In life he never awakened, but his snoring shadow
spread out over the world. There in Spain
they were covered by his anus and genitals:
an elephant hidden by a dime.
Yet the poet has lived to see the death of Francisco Franco. Time has brought the dictator down:
All that we hated, all that we opposed
is broken up. A winter-in-summer is ended,
summer of seductive ice, the fleshly glow
shining among reeds and green mounds,
and over the face of the strictest wall
a soft wind and birds in the blue-flowered vine.
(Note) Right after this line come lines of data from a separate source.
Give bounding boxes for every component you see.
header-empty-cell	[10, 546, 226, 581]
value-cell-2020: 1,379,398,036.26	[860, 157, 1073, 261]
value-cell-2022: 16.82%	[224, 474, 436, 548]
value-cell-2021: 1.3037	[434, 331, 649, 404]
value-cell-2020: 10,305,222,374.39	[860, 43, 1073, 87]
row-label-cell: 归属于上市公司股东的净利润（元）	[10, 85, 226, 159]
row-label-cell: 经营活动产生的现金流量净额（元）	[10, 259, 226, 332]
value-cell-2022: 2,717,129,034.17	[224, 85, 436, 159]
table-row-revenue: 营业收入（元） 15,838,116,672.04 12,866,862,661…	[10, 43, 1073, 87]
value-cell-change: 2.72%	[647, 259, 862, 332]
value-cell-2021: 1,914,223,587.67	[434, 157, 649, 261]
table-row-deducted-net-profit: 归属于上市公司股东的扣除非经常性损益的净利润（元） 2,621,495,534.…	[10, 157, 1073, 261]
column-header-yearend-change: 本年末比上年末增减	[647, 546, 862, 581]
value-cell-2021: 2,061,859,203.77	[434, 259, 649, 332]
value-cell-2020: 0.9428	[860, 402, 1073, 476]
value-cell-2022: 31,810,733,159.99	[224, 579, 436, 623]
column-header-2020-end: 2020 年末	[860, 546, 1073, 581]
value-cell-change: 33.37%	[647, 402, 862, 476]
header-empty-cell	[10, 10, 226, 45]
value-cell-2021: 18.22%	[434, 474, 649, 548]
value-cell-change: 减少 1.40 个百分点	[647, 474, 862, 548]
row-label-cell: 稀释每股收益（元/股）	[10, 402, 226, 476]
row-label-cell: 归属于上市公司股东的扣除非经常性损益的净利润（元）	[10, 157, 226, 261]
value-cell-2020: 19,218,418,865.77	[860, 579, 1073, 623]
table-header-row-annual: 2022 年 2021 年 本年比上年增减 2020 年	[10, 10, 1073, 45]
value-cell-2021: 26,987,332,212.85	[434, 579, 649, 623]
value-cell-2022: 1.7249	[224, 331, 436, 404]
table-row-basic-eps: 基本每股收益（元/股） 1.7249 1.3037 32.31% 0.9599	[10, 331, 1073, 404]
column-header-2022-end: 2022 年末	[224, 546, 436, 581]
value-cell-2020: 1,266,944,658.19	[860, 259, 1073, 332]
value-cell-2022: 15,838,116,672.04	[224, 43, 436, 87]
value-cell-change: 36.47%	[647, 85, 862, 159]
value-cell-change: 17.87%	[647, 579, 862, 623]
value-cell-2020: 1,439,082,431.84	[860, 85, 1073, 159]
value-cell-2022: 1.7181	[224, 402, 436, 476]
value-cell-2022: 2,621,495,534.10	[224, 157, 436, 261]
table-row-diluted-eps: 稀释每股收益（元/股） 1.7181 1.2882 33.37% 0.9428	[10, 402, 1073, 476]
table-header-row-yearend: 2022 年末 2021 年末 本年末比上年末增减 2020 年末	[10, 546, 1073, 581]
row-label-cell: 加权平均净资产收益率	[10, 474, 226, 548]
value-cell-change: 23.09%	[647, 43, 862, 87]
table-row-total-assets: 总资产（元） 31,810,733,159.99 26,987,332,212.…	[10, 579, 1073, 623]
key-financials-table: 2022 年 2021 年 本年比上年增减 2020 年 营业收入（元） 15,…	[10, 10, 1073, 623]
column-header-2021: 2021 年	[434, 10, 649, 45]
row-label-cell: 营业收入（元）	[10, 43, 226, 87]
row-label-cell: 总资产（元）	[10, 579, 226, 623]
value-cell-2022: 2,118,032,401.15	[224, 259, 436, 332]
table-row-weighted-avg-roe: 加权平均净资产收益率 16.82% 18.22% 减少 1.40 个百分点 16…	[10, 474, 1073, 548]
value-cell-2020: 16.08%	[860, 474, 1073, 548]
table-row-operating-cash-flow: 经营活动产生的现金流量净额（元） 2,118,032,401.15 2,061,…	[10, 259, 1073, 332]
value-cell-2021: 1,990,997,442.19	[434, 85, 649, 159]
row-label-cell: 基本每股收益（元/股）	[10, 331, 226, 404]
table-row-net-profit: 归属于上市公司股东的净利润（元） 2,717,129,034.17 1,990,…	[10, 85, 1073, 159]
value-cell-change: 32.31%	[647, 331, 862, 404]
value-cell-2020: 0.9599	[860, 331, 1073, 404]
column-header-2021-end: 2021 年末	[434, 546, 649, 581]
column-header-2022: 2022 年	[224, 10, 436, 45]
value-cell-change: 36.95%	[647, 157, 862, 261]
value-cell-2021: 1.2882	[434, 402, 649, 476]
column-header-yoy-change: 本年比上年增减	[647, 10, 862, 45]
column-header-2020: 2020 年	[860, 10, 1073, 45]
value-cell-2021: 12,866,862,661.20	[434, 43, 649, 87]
O sack of corruptions: body that we loved,
falling apart, as a rotten mass in autumn
goes its separate ways on the stream,
or as ice shatters in the spring.
Franco created a “false season” that drove great artists from Spain and forced heroes into caves and corners. The end of his regime, however, is hardly the consequence of political protests, of great paintings or “curse poems”. He died merely because nature could not be resisted:
. . . But did anything that these men said,
anything that I said, sitting here on this bench
in October 1975, persuade those hands
that reached at last through nature and bit by bit
tore Franco into death? Only our living,
which is the aging of the world, and was Franco’s aging
had that power.
In this poem, Moritz is remembering an earlier poem he has written and so is reflecting on the power of the poet to effect political change. Certainly, he honours the struggle of those who resisted Franco and is hardly a quietist in political matters, but he also realizes that the poets did not bring down fascism in Spain–death did that. A great portion of this poem is given over to landscape description, since for Moritz the only true political poetry is rooted in the mysteries of nature. Ultimately, he looks for revolution in the cycles of the year and in the ordained processes of birth, desire, fertility and death:
The feathery leaves come out in the street
and among them the lamps light
of their own accord. And men return
to monuments that begin to move,
to a deserted city intact, to empty land
already staked out in farms, where Franco
is a dried leaf that blows away.
For Moritz, natural processes tend toward liberation and so speak to a deeper ordering of reality, a religious vision which is approached from many directions in this volume. In an age which chooses to see nature and human identity as passing constructs, this most experimental of poets asks to be made a prophet, listening “for a rumour of why the stars / flee and in what direction.” Although his work is profoundly influenced by Freud, he holds firmly to a belief that there is something sacred and durable about human beings. For him, all true perception widens into vision: “All this we recall while outward / our eyes are opening / into a city of mere light.”